Now as far-fetched and out-of-this-world as this might sound, the researchers think they are getting "good" results and they hope to convince us to think of statins as necessary as toothpaste!
And it might not be too long before you are told that you need a statin like you need vitamin in your diet. The JUPITER study reported that Rosuvastatin (or Crestor) "significantly reduced the incidence of major cardiovascular events." Aparently this refers to a 47% relative risk reduction (RRR) rate.
In presenting statistical results, advertisers will truncate graphical axes or quote the numbers that are better for sales. This is acceptable, though somewhat deceptive, so as patients (clients) we need to make sure we understand what is "behind the numbers." In the case of this JUPITER study there were 8901 subjects in the control (placebo) group and 8901 subjects in the treatment group.
Among the experimental group, there were 83 events recorded. That means 83 subjects had an incident of a heart attack or a stroke during the two year period of the study. In comparison, there were 157 events in the control group during that same period.

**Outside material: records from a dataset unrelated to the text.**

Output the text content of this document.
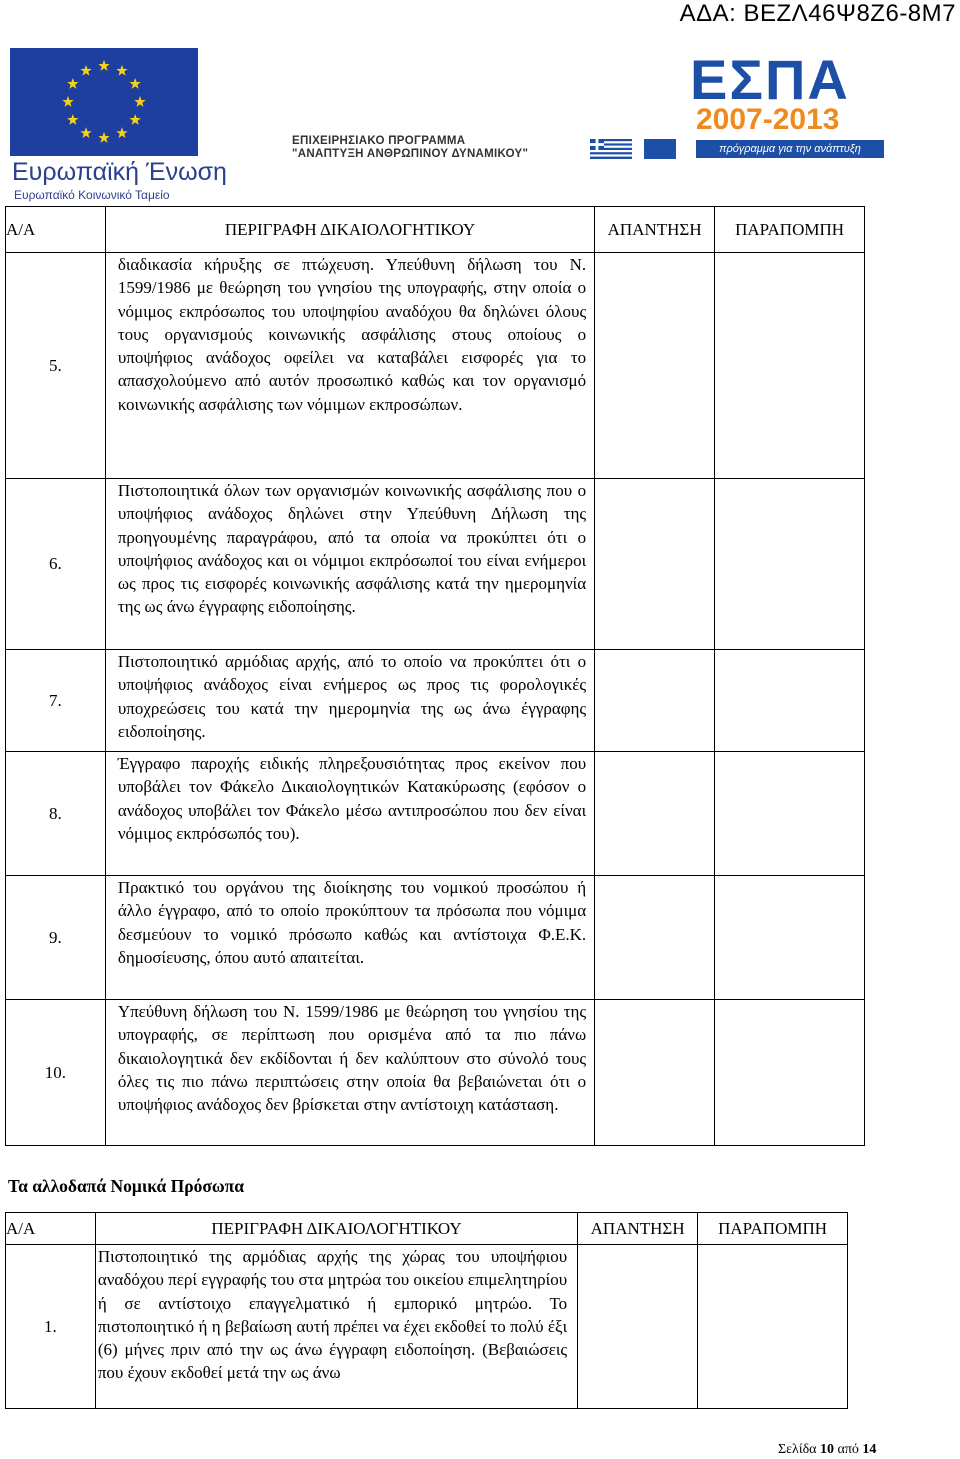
ΑΔΑ: ΒΕΖΛ46Ψ8Ζ6-8Μ7
Ευρωπαϊκή Ένωση
Ευρωπαϊκό Κοινωνικό Ταμείο
ΕΠΙΧΕΙΡΗΣΙΑΚΟ ΠΡΟΓΡΑΜΜΑ
"ΑΝΑΠΤΥΞΗ ΑΝΘΡΩΠΙΝΟΥ ΔΥΝΑΜΙΚΟΥ"
ΕΣΠΑ
2007-2013
πρόγραμμα για την ανάπτυξη
Α/Α	ΠΕΡΙΓΡΑΦΗ ΔΙΚΑΙΟΛΟΓΗΤΙΚΟΥ	ΑΠΑΝΤΗΣΗ	ΠΑΡΑΠΟΜΠΗ
5.	διαδικασία κήρυξης σε πτώχευση. Υπεύθυνη δήλωση του Ν. 1599/1986 με θεώρηση του γνησίου της υπογραφής, στην οποία ο νόμιμος εκπρόσωπος του υποψηφίου αναδόχου θα δηλώνει όλους τους οργανισμούς κοινωνικής ασφάλισης στους οποίους ο υποψήφιος ανάδοχος οφείλει να καταβάλει εισφορές για το απασχολούμενο από αυτόν προσωπικό καθώς και τον οργανισμό κοινωνικής ασφάλισης των νόμιμων εκπροσώπων.		
6.	Πιστοποιητικά όλων των οργανισμών κοινωνικής ασφάλισης που ο υποψήφιος ανάδοχος δηλώνει στην Υπεύθυνη Δήλωση της προηγουμένης παραγράφου, από τα οποία να προκύπτει ότι ο υποψήφιος ανάδοχος και οι νόμιμοι εκπρόσωποί του είναι ενήμεροι ως προς τις εισφορές κοινωνικής ασφάλισης κατά την ημερομηνία της ως άνω έγγραφης ειδοποίησης.		
7.	Πιστοποιητικό αρμόδιας αρχής, από το οποίο να προκύπτει ότι ο υποψήφιος ανάδοχος είναι ενήμερος ως προς τις φορολογικές υποχρεώσεις του κατά την ημερομηνία της ως άνω έγγραφης ειδοποίησης.		
8.	Έγγραφο παροχής ειδικής πληρεξουσιότητας προς εκείνον που υποβάλει τον Φάκελο Δικαιολογητικών Κατακύρωσης (εφόσον ο ανάδοχος υποβάλει τον Φάκελο μέσω αντιπροσώπου που δεν είναι νόμιμος εκπρόσωπός του).		
9.	Πρακτικό του οργάνου της διοίκησης του νομικού προσώπου ή άλλο έγγραφο, από το οποίο προκύπτουν τα πρόσωπα που νόμιμα δεσμεύουν το νομικό πρόσωπο καθώς και αντίστοιχα Φ.Ε.Κ. δημοσίευσης, όπου αυτό απαιτείται.		
10.	Υπεύθυνη δήλωση του Ν. 1599/1986 με θεώρηση του γνησίου της υπογραφής, σε περίπτωση που ορισμένα από τα πιο πάνω δικαιολογητικά δεν εκδίδονται ή δεν καλύπτουν στο σύνολό τους όλες τις πιο πάνω περιπτώσεις στην οποία θα βεβαιώνεται ότι ο υποψήφιος ανάδοχος δεν βρίσκεται στην αντίστοιχη κατάσταση.		
Τα αλλοδαπά Νομικά Πρόσωπα
Α/Α	ΠΕΡΙΓΡΑΦΗ ΔΙΚΑΙΟΛΟΓΗΤΙΚΟΥ	ΑΠΑΝΤΗΣΗ	ΠΑΡΑΠΟΜΠΗ
1.	Πιστοποιητικό της αρμόδιας αρχής της χώρας του υποψήφιου αναδόχου περί εγγραφής του στα μητρώα του οικείου επιμελητηρίου ή σε αντίστοιχο επαγγελματικό ή εμπορικό μητρώο. Το πιστοποιητικό ή η βεβαίωση αυτή πρέπει να έχει εκδοθεί το πολύ έξι (6) μήνες πριν από την ως άνω έγγραφη ειδοποίηση. (Βεβαιώσεις που έχουν εκδοθεί μετά την ως άνω		
Σελίδα 10 από 14
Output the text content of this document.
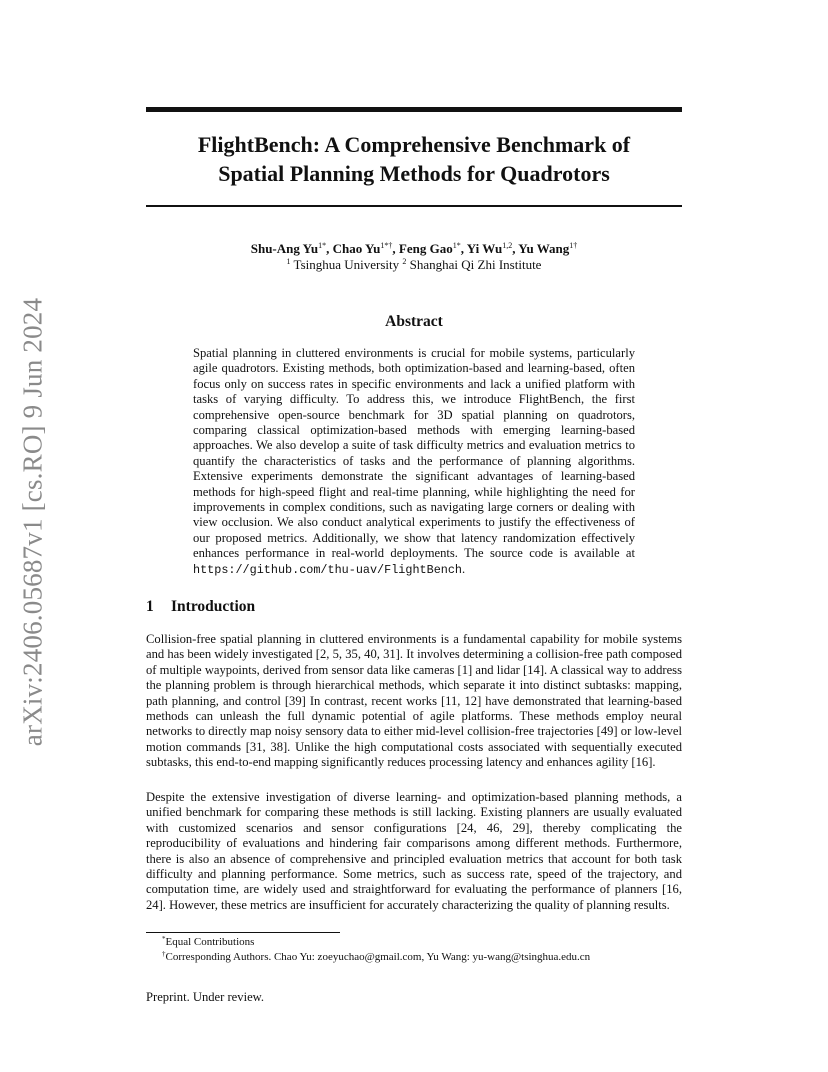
arXiv:2406.05687v1 [cs.RO] 9 Jun 2024
FlightBench: A Comprehensive Benchmark of
Spatial Planning Methods for Quadrotors
Shu-Ang $Yu^{1*}$, Chao $Yu^{1*\dagger}$, Feng Gao$^{1*}$, Yi Wu$^{1,2}$, Yu Wang$^{1\dagger}$
$^1$ Tsinghua University $^2$ Shanghai Qi Zhi Institute
Abstract
Spatial planning in cluttered environments is crucial for mobile systems, particularly agile quadrotors. Existing methods, both optimization-based and learning-based, often focus only on success rates in specific environments and lack a unified platform with tasks of varying difficulty. To address this, we introduce FlightBench, the first comprehensive open-source benchmark for 3D spatial planning on quadrotors, comparing classical optimization-based methods with emerging learning-based approaches. We also develop a suite of task difficulty metrics and evaluation metrics to quantify the characteristics of tasks and the performance of planning algorithms. Extensive experiments demonstrate the significant advantages of learning-based methods for high-speed flight and real-time planning, while highlighting the need for improvements in complex conditions, such as navigating large corners or dealing with view occlusion. We also conduct analytical experiments to justify the effectiveness of our proposed metrics. Additionally, we show that latency randomization effectively enhances performance in real-world deployments. The source code is available at https://github.com/thu-uav/FlightBench.
1 Introduction
Collision-free spatial planning in cluttered environments is a fundamental capability for mobile systems and has been widely investigated [2, 5, 35, 40, 31]. It involves determining a collision-free path composed of multiple waypoints, derived from sensor data like cameras [1] and lidar [14]. A classical way to address the planning problem is through hierarchical methods, which separate it into distinct subtasks: mapping, path planning, and control [39] In contrast, recent works [11, 12] have demonstrated that learning-based methods can unleash the full dynamic potential of agile platforms. These methods employ neural networks to directly map noisy sensory data to either mid-level collision-free trajectories [49] or low-level motion commands [31, 38]. Unlike the high computational costs associated with sequentially executed subtasks, this end-to-end mapping significantly reduces processing latency and enhances agility [16].
Despite the extensive investigation of diverse learning- and optimization-based planning methods, a unified benchmark for comparing these methods is still lacking. Existing planners are usually evaluated with customized scenarios and sensor configurations [24, 46, 29], thereby complicating the reproducibility of evaluations and hindering fair comparisons among different methods. Furthermore, there is also an absence of comprehensive and principled evaluation metrics that account for both task difficulty and planning performance. Some metrics, such as success rate, speed of the trajectory, and computation time, are widely used and straightforward for evaluating the performance of planners [16, 24]. However, these metrics are insufficient for accurately characterizing the quality of planning results.
*Equal Contributions
†Corresponding Authors. Chao Yu: zoeyuchao@gmail.com, Yu Wang: yu-wang@tsinghua.edu.cn
Preprint. Under review.
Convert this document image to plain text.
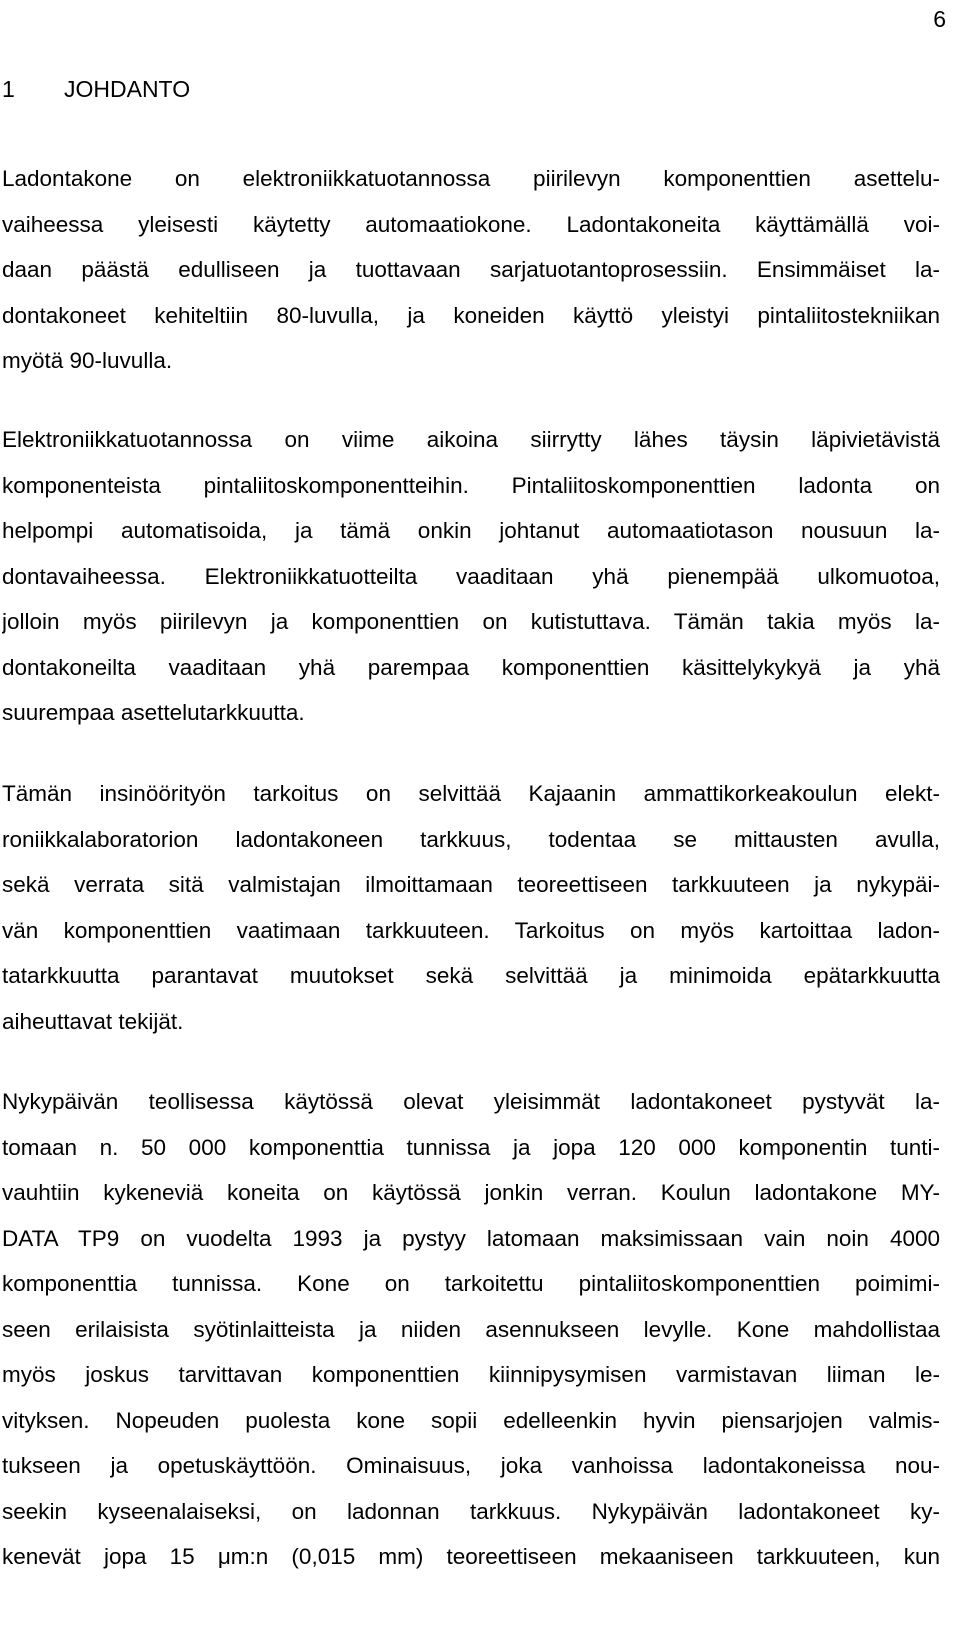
6
1 JOHDANTO

Ladontakone on elektroniikkatuotannossa piirilevyn komponenttien asettelu-
vaiheessa yleisesti käytetty automaatiokone. Ladontakoneita käyttämällä voi-
daan päästä edulliseen ja tuottavaan sarjatuotantoprosessiin. Ensimmäiset la-
dontakoneet kehiteltiin 80-luvulla, ja koneiden käyttö yleistyi pintaliitostekniikan
myötä 90-luvulla.

Elektroniikkatuotannossa on viime aikoina siirrytty lähes täysin läpivietävistä
komponenteista pintaliitoskomponentteihin. Pintaliitoskomponenttien ladonta on
helpompi automatisoida, ja tämä onkin johtanut automaatiotason nousuun la-
dontavaiheessa. Elektroniikkatuotteilta vaaditaan yhä pienempää ulkomuotoa,
jolloin myös piirilevyn ja komponenttien on kutistuttava. Tämän takia myös la-
dontakoneilta vaaditaan yhä parempaa komponenttien käsittelykykyä ja yhä
suurempaa asettelutarkkuutta.

Tämän insinöörityön tarkoitus on selvittää Kajaanin ammattikorkeakoulun elekt-
roniikkalaboratorion ladontakoneen tarkkuus, todentaa se mittausten avulla,
sekä verrata sitä valmistajan ilmoittamaan teoreettiseen tarkkuuteen ja nykypäi-
vän komponenttien vaatimaan tarkkuuteen. Tarkoitus on myös kartoittaa ladon-
tatarkkuutta parantavat muutokset sekä selvittää ja minimoida epätarkkuutta
aiheuttavat tekijät.

Nykypäivän teollisessa käytössä olevat yleisimmät ladontakoneet pystyvät la-
tomaan n. 50 000 komponenttia tunnissa ja jopa 120 000 komponentin tunti-
vauhtiin kykeneviä koneita on käytössä jonkin verran. Koulun ladontakone MY-
DATA TP9 on vuodelta 1993 ja pystyy latomaan maksimissaan vain noin 4000
komponenttia tunnissa. Kone on tarkoitettu pintaliitoskomponenttien poimimi-
seen erilaisista syötinlaitteista ja niiden asennukseen levylle. Kone mahdollistaa
myös joskus tarvittavan komponenttien kiinnipysymisen varmistavan liiman le-
vityksen. Nopeuden puolesta kone sopii edelleenkin hyvin piensarjojen valmis-
tukseen ja opetuskäyttöön. Ominaisuus, joka vanhoissa ladontakoneissa nou-
seekin kyseenalaiseksi, on ladonnan tarkkuus. Nykypäivän ladontakoneet ky-
kenevät jopa 15 μm:n (0,015 mm) teoreettiseen mekaaniseen tarkkuuteen, kun
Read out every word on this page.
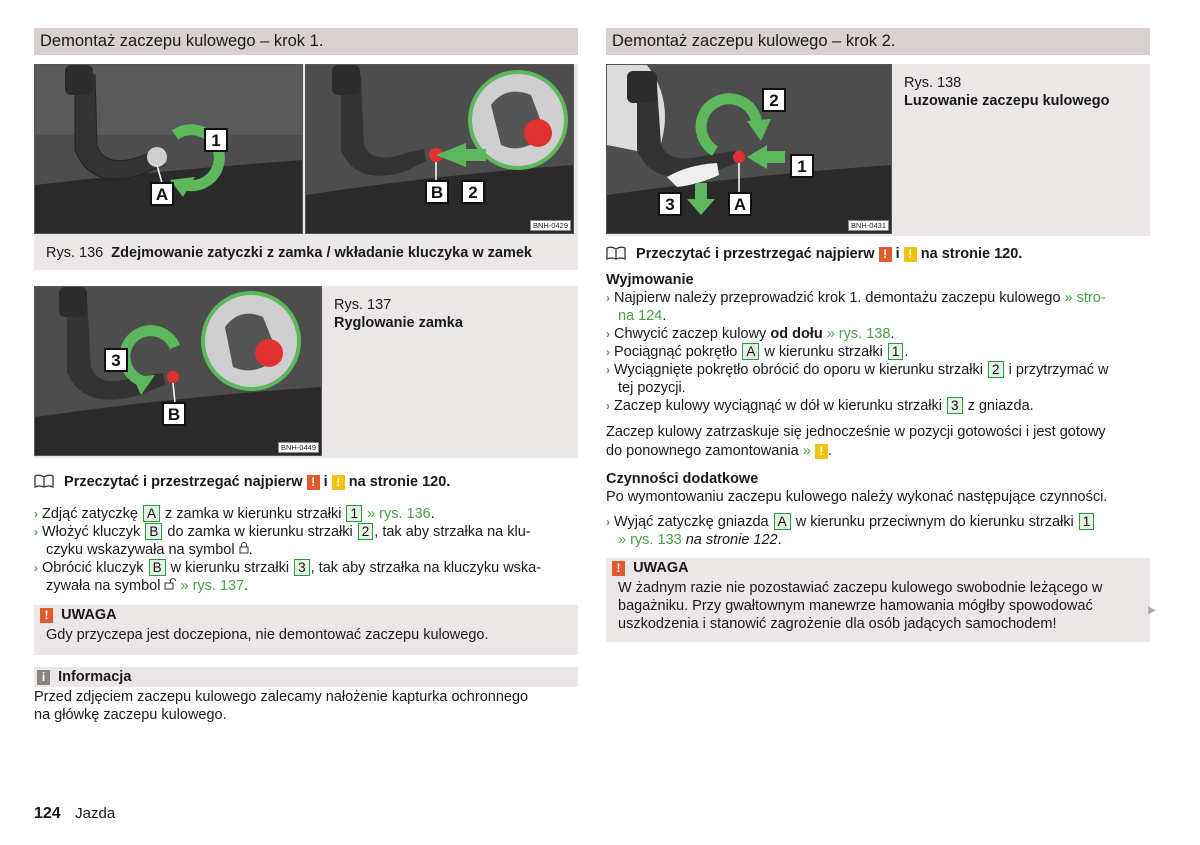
Demontaż zaczepu kulowego – krok 1.
1
A	B 2
BNH-0429
Rys. 136 Zdejmowanie zatyczki z zamka / wkładanie kluczyka w zamek
3
B
BNH-0449
Rys. 137
Ryglowanie zamka
Przeczytać i przestrzegać najpierw ! i ! na stronie 120.

› Zdjąć zatyczkę A z zamka w kierunku strzałki 1 » rys. 136.

› Włożyć kluczyk B do zamka w kierunku strzałki 2 , tak aby strzałka na klu-
czyku wskazywała na symbol .

› Obrócić kluczyk B w kierunku strzałki 3 , tak aby strzałka na kluczyku wska-
zywała na symbol » rys. 137.

! UWAGA
Gdy przyczepa jest doczepiona, nie demontować zaczepu kulowego.
i Informacja
Przed zdjęciem zaczepu kulowego zalecamy nałożenie kapturka ochronnego
na główkę zaczepu kulowego.
Demontaż zaczepu kulowego – krok 2.
2
1
3	A
BNH-0431
Rys. 138
Luzowanie zaczepu kulowego
Przeczytać i przestrzegać najpierw ! i ! na stronie 120.
Wyjmowanie

› Najpierw należy przeprowadzić krok 1. demontażu zaczepu kulowego » stro-
na 124.

› Chwycić zaczep kulowy od dołu » rys. 138.

› Pociągnąć pokrętło A w kierunku strzałki 1 .

› Wyciągnięte pokrętło obrócić do oporu w kierunku strzałki 2 i przytrzymać w
tej pozycji.

› Zaczep kulowy wyciągnąć w dół w kierunku strzałki 3 z gniazda.

Zaczep kulowy zatrzaskuje się jednocześnie w pozycji gotowości i jest gotowy
do ponownego zamontowania » ! .
Czynności dodatkowe
Po wymontowaniu zaczepu kulowego należy wykonać następujące czynności.

› Wyjąć zatyczkę gniazda A w kierunku przeciwnym do kierunku strzałki 1
» rys. 133 na stronie 122.

! UWAGA
W żadnym razie nie pozostawiać zaczepu kulowego swobodnie leżącego w
bagażniku. Przy gwałtownym manewrze hamowania mógłby spowodować
uszkodzenia i stanowić zagrożenie dla osób jadących samochodem!
▶
124 Jazda
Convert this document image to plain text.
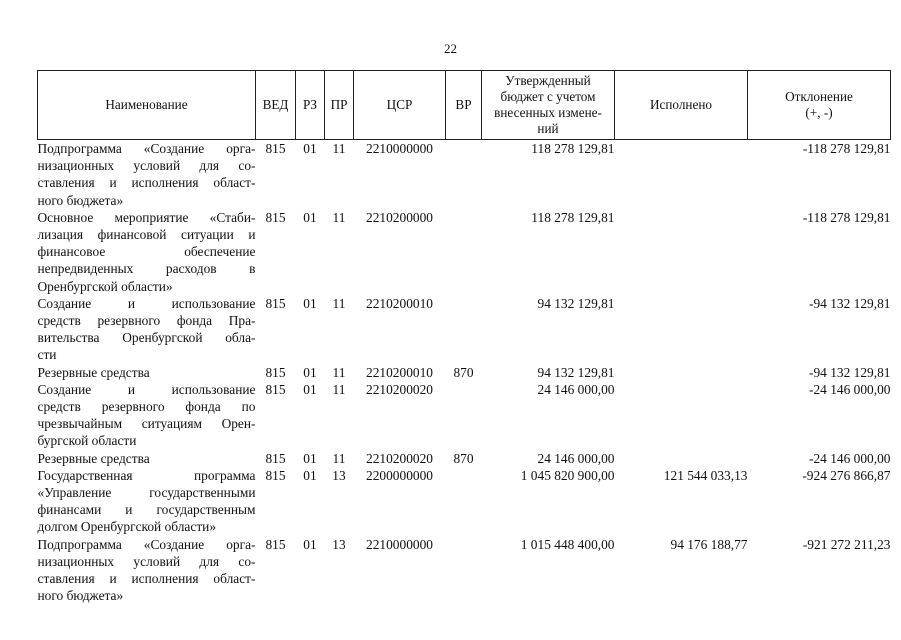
22
Наименование	ВЕД	РЗ	ПР	ЦСР	ВР	Утвержденный бюджет с учетом внесенных измене-ний	Исполнено	Отклонение (+, -)

Подпрограмма «Создание орга-
низационных условий для со-
ставления и исполнения област-
ного бюджета»	815	01	11	2210000000		118 278 129,81		-118 278 129,81

Основное мероприятие «Стаби-
лизация финансовой ситуации и
финансовое обеспечение
непредвиденных расходов в
Оренбургской области»	815	01	11	2210200000		118 278 129,81		-118 278 129,81

Создание и использование
средств резервного фонда Пра-
вительства Оренбургской обла-
сти	815	01	11	2210200010		94 132 129,81		-94 132 129,81

Резервные средства	815	01	11	2210200010	870	94 132 129,81		-94 132 129,81

Создание и использование
средств резервного фонда по
чрезвычайным ситуациям Орен-
бургской области	815	01	11	2210200020		24 146 000,00		-24 146 000,00

Резервные средства	815	01	11	2210200020	870	24 146 000,00		-24 146 000,00

Государственная программа
«Управление государственными
финансами и государственным
долгом Оренбургской области»	815	01	13	2200000000		1 045 820 900,00	121 544 033,13	-924 276 866,87

Подпрограмма «Создание орга-
низационных условий для со-
ставления и исполнения област-
ного бюджета»	815	01	13	2210000000		1 015 448 400,00	94 176 188,77	-921 272 211,23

Look at the numbers in this JUPITER study, see how these results are arrived at, and then read the definitions that follow:
| Statistical Measure | How Calculated | Value |
|---|---|---|
| Control Event Rate (CER) | 157 divided by 8901 | 0.017638 |
| Experimental Event Rate (EER) | 83 divided by 8901 | 0.009325 |
| Absolute Risk Reduction (ARR) | CER - EER | 0.008313 |
| Relative Risk Reduction (RRR) | ARR/CER | 0.4713 or 47% |
| Number Needed to Treat (NNT) | 1/ARR | 120 |
Looking at these definitions together with the calculations for the JUPITER data presented above allows you to see the results in a whole new light! Does it still look like your chance of having a heart attack or stroke would be lessened by 47 percent if you should take Crestor? Certainly not. Interpreted correctly, this is what the numbers say...
If 120 patients take Crestor at a certain dosage over a 2-year period, the drug will prevent ONE of them from having either a stroke or a heart attack. Now what's your chance? It's 0.8%. You bet, you can do better than that by eating lots more of fresh fruits and vegetables and omitting saturated fats from your diet.
Note that the relative risk reduction says nothing about the sample. Absolute risk reduction is very rarely mentioned to the public. Advertisers prefer to use the relative risk reduction statistic. We get a good sense of the effectiveness of a drug by looking at the NNT together with the potential side effects.
When these advertisements play on your television, you will hear loudly and clearly that Crestor decreases your risk of strokes and heart attacks (cardiovascular events) by 47 percent! Then they will muffle and speed-read some of the side effects you are likely to incur if you take the drug.
There is a big difference between what the patient hears and what the drug manufacturers and affiliates hear. The patient hears the misleading statistical results and later discovers there are side effects that cannot be ignored. The drug makers and their affiliates hear Ka-Ching! Ka-Ching!
With this kind of statistical reporting, the backing of the regulating agencies, and the good cholesterol-bad cholesterol scare, we might soon find statins in our drinking water!

New drugs are being invented as 'weapons' against the high cholesterol problem, but are we sure we have identified the real enemy?